Moreover, we present the top diagnoses groups with high weights in patients hospitalized for different primary causes. Table III shows the top diagnosis groups with high weights in patients admitted for osteoarthritis, septicemia (except in labor), acute myocardial infarction, congestive heart failure (nonhypertensive), and diabetes mellitus with complications, respectively. Accordingly, we observe that the most important diagnoses for hospitalization risk prediction in population admitted for osteoarthritis are musculoskeletal diseases such as connective tissue disease, joint disorders, and spondylosis. However, the diagnoses with highest weights in the patients admitted for septicemia are chronic diseases including essential hypertension, diabetes, disorders of lipid metabolism, and respiratory disease. The top diagnoses have many overlaps between the populations admitted for acute myocardial infarction and for congestive heart failure, considering both populations are admitted for heart diseases. Here, the overlapped diagnosis groups include coronary atherosclerosis and other heart diseases and lower respiratory diseases. As for patients admitted for diabetes with complications, the top diagnoses are diabetes with or without complications, nutritional, endocrine, metabolic disorders, and fluid and electrolyte disorders. In general, the learned feature importance is consistent with medical literature.

Vi Discussion

Our proposed framework is applied to the prediction of hospitalization using real EHR data that demonstrates its prediction accuracy and interpretability. This work could be further enhanced by incorporating the follow-up information on the negative patient population and investigate if it indeed shows an improved health outcome or the patient is hospitalized elsewhere. Patient2Vec employs a hierarchical attention mechanism, allowing us to directly interpret the weights of clinical events. In future work, we will extend the attention to incorporate demographic information for a more comprehensive and automatic interpretation.

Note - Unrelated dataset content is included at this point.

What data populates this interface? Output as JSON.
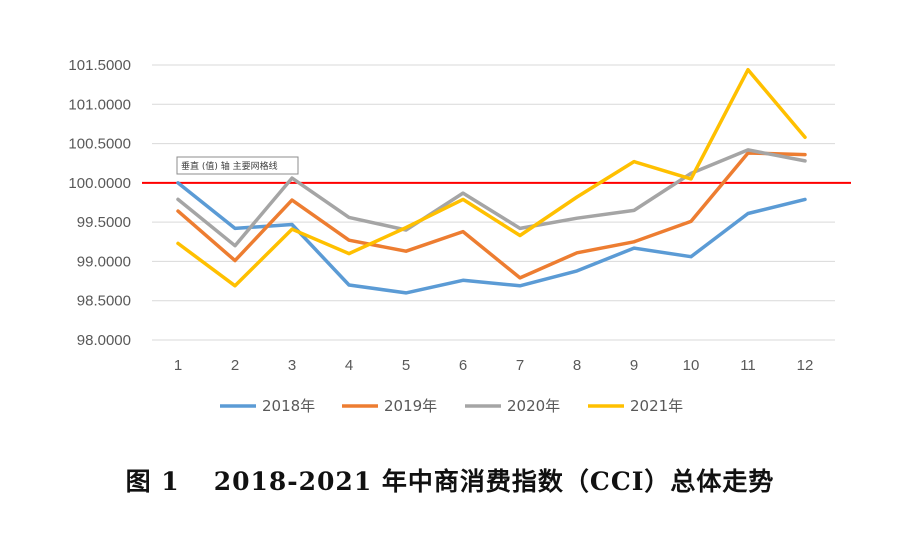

Although we apply Patient2Vec to the early detection of long-term hospitalization, i.e., at least 6 months after the previous hospitalization, it could be used to predict the risk of 30-day readmission to help prevent unnecessary rehospitalizations.

Vii Conclusion

In this paper, we propose a representation learning framework, Patient2Vec, to learn a personalized interpretable deep representation of EHR data based on recurrent neural networks and the attention mechanism. This work improves the performance of predictive models as well as deepens the understanding of disease correlations. We apply this framework to the risk prediction of hospitalization using patients’ longitudinal EHR data. The experimental results demonstrate that the proposed Patient2Vec representation is capable of achieving a more accurate prediction than baselines approaches. Moreover, the learned feature importance in the representations are interpreted both at the individual and population levels to facilitate clinical insights.

In this work, the proposed Patient2Vec framework is evaluated with the risk prediction of all-cause hospitalization, but in the future could be applied to predict hospitalization in more specific populations, other health related prediction problems, or domains outside of health.